In some embodiments of the aforementioned methodology, the operation that maps resources to work load units is initiated only at times where there is a change in the resource availability profile. If there is no change in resource availability, there is no need to reconsider the current allocation of resources against requests. When a change of resource availability occurs, either because a work unit acquired a quantity of resource, or because a work unit released a quantity of resource, a re-allocation exercise is warranted.

A change in resource availability initiated by a process running on a core of a computer system itself initiates the update of the global resource accounting and carries out a re-allocation operation of resources against resource availability using the updated global resource balance. This scheme is asynchronous across all of the cores of the processing system and is completely independent of other cores and other work units running on those cores. This scheme occurs on an as needed and just in time basis. As a result, the constraints of Amdahl's Law do not apply to the scheduling algorithm and the design is linearly scalable with the number of processing cores with no degradation due to the effects of serialization.
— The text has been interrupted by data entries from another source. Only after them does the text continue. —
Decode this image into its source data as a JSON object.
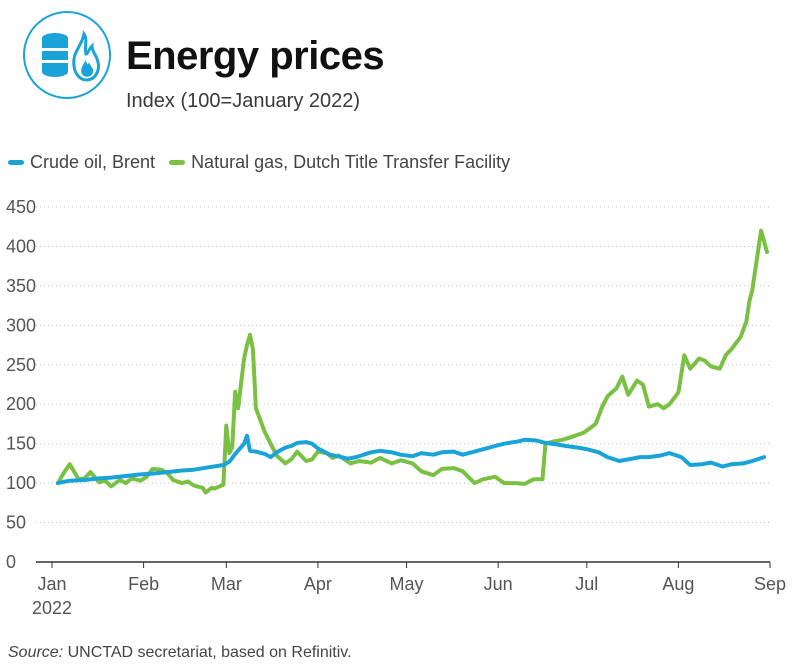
{
  "header": {
    "title": "Energy prices",
    "subtitle": "Index (100=January 2022)",
    "logo_icon": "oil-barrel-flame-icon"
  },
  "legend": {
    "placement": "top-left",
    "items": [
      {
        "label": "Crude oil, Brent",
        "color": "#1aa3d9"
      },
      {
        "label": "Natural gas, Dutch Title Transfer Facility",
        "color": "#7ac143"
      }
    ]
  },
  "source": {
    "label": "Source:",
    "text": "UNCTAD secretariat, based on Refinitiv."
  },
  "chart_data": {
    "type": "line",
    "title": "Energy prices",
    "subtitle": "Index (100=January 2022)",
    "xlabel": "",
    "ylabel": "",
    "ylim": [
      0,
      450
    ],
    "yticks": [
      0,
      50,
      100,
      150,
      200,
      250,
      300,
      350,
      400,
      450
    ],
    "xlim": [
      "2022-01-01",
      "2022-09-01"
    ],
    "xticks": [
      {
        "date": "2022-01-01",
        "label": "Jan",
        "sublabel": "2022"
      },
      {
        "date": "2022-02-01",
        "label": "Feb"
      },
      {
        "date": "2022-03-01",
        "label": "Mar"
      },
      {
        "date": "2022-04-01",
        "label": "Apr"
      },
      {
        "date": "2022-05-01",
        "label": "May"
      },
      {
        "date": "2022-06-01",
        "label": "Jun"
      },
      {
        "date": "2022-07-01",
        "label": "Jul"
      },
      {
        "date": "2022-08-01",
        "label": "Aug"
      },
      {
        "date": "2022-09-01",
        "label": "Sep"
      }
    ],
    "grid": "horizontal",
    "series": [
      {
        "name": "Crude oil, Brent",
        "color": "#1aa3d9",
        "points": [
          [
            "2022-01-03",
            100
          ],
          [
            "2022-01-07",
            103
          ],
          [
            "2022-01-12",
            104
          ],
          [
            "2022-01-17",
            106
          ],
          [
            "2022-01-21",
            107
          ],
          [
            "2022-01-26",
            109
          ],
          [
            "2022-01-31",
            111
          ],
          [
            "2022-02-04",
            112
          ],
          [
            "2022-02-09",
            114
          ],
          [
            "2022-02-14",
            116
          ],
          [
            "2022-02-18",
            117
          ],
          [
            "2022-02-23",
            120
          ],
          [
            "2022-02-28",
            123
          ],
          [
            "2022-03-02",
            127
          ],
          [
            "2022-03-04",
            137
          ],
          [
            "2022-03-07",
            150
          ],
          [
            "2022-03-08",
            160
          ],
          [
            "2022-03-09",
            141
          ],
          [
            "2022-03-11",
            140
          ],
          [
            "2022-03-14",
            137
          ],
          [
            "2022-03-16",
            133
          ],
          [
            "2022-03-18",
            139
          ],
          [
            "2022-03-21",
            145
          ],
          [
            "2022-03-23",
            147
          ],
          [
            "2022-03-25",
            151
          ],
          [
            "2022-03-28",
            152
          ],
          [
            "2022-03-30",
            150
          ],
          [
            "2022-04-01",
            144
          ],
          [
            "2022-04-05",
            136
          ],
          [
            "2022-04-08",
            134
          ],
          [
            "2022-04-11",
            131
          ],
          [
            "2022-04-14",
            133
          ],
          [
            "2022-04-19",
            139
          ],
          [
            "2022-04-22",
            141
          ],
          [
            "2022-04-26",
            139
          ],
          [
            "2022-04-29",
            136
          ],
          [
            "2022-05-03",
            134
          ],
          [
            "2022-05-06",
            138
          ],
          [
            "2022-05-10",
            136
          ],
          [
            "2022-05-13",
            139
          ],
          [
            "2022-05-17",
            140
          ],
          [
            "2022-05-20",
            136
          ],
          [
            "2022-05-24",
            140
          ],
          [
            "2022-05-27",
            143
          ],
          [
            "2022-05-31",
            147
          ],
          [
            "2022-06-03",
            150
          ],
          [
            "2022-06-08",
            153
          ],
          [
            "2022-06-10",
            155
          ],
          [
            "2022-06-14",
            154
          ],
          [
            "2022-06-17",
            151
          ],
          [
            "2022-06-21",
            149
          ],
          [
            "2022-06-24",
            147
          ],
          [
            "2022-06-28",
            145
          ],
          [
            "2022-07-01",
            143
          ],
          [
            "2022-07-05",
            139
          ],
          [
            "2022-07-08",
            133
          ],
          [
            "2022-07-12",
            128
          ],
          [
            "2022-07-15",
            130
          ],
          [
            "2022-07-19",
            133
          ],
          [
            "2022-07-22",
            133
          ],
          [
            "2022-07-26",
            135
          ],
          [
            "2022-07-29",
            138
          ],
          [
            "2022-08-02",
            133
          ],
          [
            "2022-08-05",
            123
          ],
          [
            "2022-08-09",
            124
          ],
          [
            "2022-08-12",
            126
          ],
          [
            "2022-08-16",
            121
          ],
          [
            "2022-08-19",
            124
          ],
          [
            "2022-08-23",
            125
          ],
          [
            "2022-08-26",
            128
          ],
          [
            "2022-08-30",
            133
          ]
        ]
      },
      {
        "name": "Natural gas, Dutch Title Transfer Facility",
        "color": "#7ac143",
        "points": [
          [
            "2022-01-03",
            100
          ],
          [
            "2022-01-05",
            113
          ],
          [
            "2022-01-07",
            124
          ],
          [
            "2022-01-10",
            105
          ],
          [
            "2022-01-12",
            106
          ],
          [
            "2022-01-14",
            114
          ],
          [
            "2022-01-17",
            101
          ],
          [
            "2022-01-19",
            103
          ],
          [
            "2022-01-21",
            96
          ],
          [
            "2022-01-24",
            104
          ],
          [
            "2022-01-26",
            100
          ],
          [
            "2022-01-28",
            106
          ],
          [
            "2022-01-31",
            103
          ],
          [
            "2022-02-02",
            108
          ],
          [
            "2022-02-04",
            118
          ],
          [
            "2022-02-07",
            117
          ],
          [
            "2022-02-09",
            113
          ],
          [
            "2022-02-11",
            104
          ],
          [
            "2022-02-14",
            100
          ],
          [
            "2022-02-16",
            102
          ],
          [
            "2022-02-18",
            97
          ],
          [
            "2022-02-21",
            94
          ],
          [
            "2022-02-22",
            88
          ],
          [
            "2022-02-24",
            94
          ],
          [
            "2022-02-25",
            93
          ],
          [
            "2022-02-28",
            98
          ],
          [
            "2022-03-01",
            173
          ],
          [
            "2022-03-02",
            138
          ],
          [
            "2022-03-03",
            145
          ],
          [
            "2022-03-04",
            216
          ],
          [
            "2022-03-05",
            195
          ],
          [
            "2022-03-07",
            258
          ],
          [
            "2022-03-08",
            275
          ],
          [
            "2022-03-09",
            288
          ],
          [
            "2022-03-10",
            270
          ],
          [
            "2022-03-11",
            195
          ],
          [
            "2022-03-14",
            165
          ],
          [
            "2022-03-16",
            150
          ],
          [
            "2022-03-18",
            135
          ],
          [
            "2022-03-21",
            125
          ],
          [
            "2022-03-23",
            130
          ],
          [
            "2022-03-25",
            140
          ],
          [
            "2022-03-28",
            128
          ],
          [
            "2022-03-30",
            130
          ],
          [
            "2022-04-01",
            140
          ],
          [
            "2022-04-04",
            138
          ],
          [
            "2022-04-06",
            132
          ],
          [
            "2022-04-08",
            135
          ],
          [
            "2022-04-12",
            125
          ],
          [
            "2022-04-15",
            128
          ],
          [
            "2022-04-19",
            126
          ],
          [
            "2022-04-22",
            132
          ],
          [
            "2022-04-26",
            125
          ],
          [
            "2022-04-29",
            129
          ],
          [
            "2022-05-03",
            125
          ],
          [
            "2022-05-06",
            115
          ],
          [
            "2022-05-10",
            110
          ],
          [
            "2022-05-13",
            118
          ],
          [
            "2022-05-17",
            119
          ],
          [
            "2022-05-20",
            115
          ],
          [
            "2022-05-24",
            100
          ],
          [
            "2022-05-27",
            105
          ],
          [
            "2022-05-31",
            108
          ],
          [
            "2022-06-03",
            100
          ],
          [
            "2022-06-07",
            100
          ],
          [
            "2022-06-10",
            99
          ],
          [
            "2022-06-13",
            105
          ],
          [
            "2022-06-16",
            105
          ],
          [
            "2022-06-17",
            150
          ],
          [
            "2022-06-20",
            153
          ],
          [
            "2022-06-23",
            155
          ],
          [
            "2022-06-27",
            160
          ],
          [
            "2022-06-30",
            164
          ],
          [
            "2022-07-04",
            175
          ],
          [
            "2022-07-06",
            195
          ],
          [
            "2022-07-08",
            210
          ],
          [
            "2022-07-11",
            220
          ],
          [
            "2022-07-13",
            235
          ],
          [
            "2022-07-15",
            212
          ],
          [
            "2022-07-18",
            230
          ],
          [
            "2022-07-20",
            225
          ],
          [
            "2022-07-22",
            197
          ],
          [
            "2022-07-25",
            200
          ],
          [
            "2022-07-27",
            195
          ],
          [
            "2022-07-29",
            200
          ],
          [
            "2022-08-01",
            215
          ],
          [
            "2022-08-03",
            262
          ],
          [
            "2022-08-05",
            245
          ],
          [
            "2022-08-08",
            258
          ],
          [
            "2022-08-10",
            255
          ],
          [
            "2022-08-12",
            248
          ],
          [
            "2022-08-15",
            245
          ],
          [
            "2022-08-17",
            262
          ],
          [
            "2022-08-19",
            270
          ],
          [
            "2022-08-22",
            285
          ],
          [
            "2022-08-24",
            305
          ],
          [
            "2022-08-25",
            330
          ],
          [
            "2022-08-26",
            345
          ],
          [
            "2022-08-29",
            420
          ],
          [
            "2022-08-31",
            393
          ]
        ]
      }
    ]
  }
}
Computer-readable storage media refer to any medium or media that participate in providing instructions to a central processing unit (CPU), which may include a multi-core processor, for execution. Such media can take many forms, including, but not limited to, non-volatile and volatile media such as optical or magnetic disks and dynamic memory, respectively. Common forms of computer-readable media include, for example, a floppy disk, a flexible disk, a hard disk, magnetic tape, any other magnetic medium, a CD-ROM disk, digital video disk (DVD), any other optical medium, RAM, PROM, EPROM, a FLASHEPROM, any other memory chip or cartridge. The various methodologies discussed herein may be implemented as software and stored in any one of the aforementioned media for subsequent execution by a processor, including a multi-core processor.

Various forms of transmission media may be involved in carrying one or more sequences of one or more instructions to a CPU for execution. A bus carries the data to system RAM, from which a CPU retrieves and executes the instructions. The instructions received by system RAM can optionally be stored on a fixed disk either before or after execution by a CPU. Various forms of storage may likewise be implemented as well as the necessary network interfaces and network topologies to implement the same.

While various embodiments have been described above, it should be understood that they have been presented by way of example only, and not limitation. The present descriptions are intended to cover such alternatives, modifications, and equivalents as may be included within the spirit and scope of the invention as defined by the appended claims and otherwise appreciated by one of ordinary skill in the art. The steps of various methods may be performed in varying orders while achieving common results thereof. Various elements of the disclosed system and apparatus may be combined or separated to achieve similar results. The scope of the invention should be determined not with reference to the above description, but instead should be determined with reference to the appended claims along with their full scope of equivalents.

Claims

1. A method for the management of work load units being processed on a computer system with a multi-core processor configuration, wherein the system is linearly scalable with the number of processor cores of the computer system with no loss of performance.

2. A method for the management of work load units being processed on a computer system with a multi-core processor configuration, wherein the system makes use of an asynchronous event based control mechanism for the management of the work load units executing on a computer system.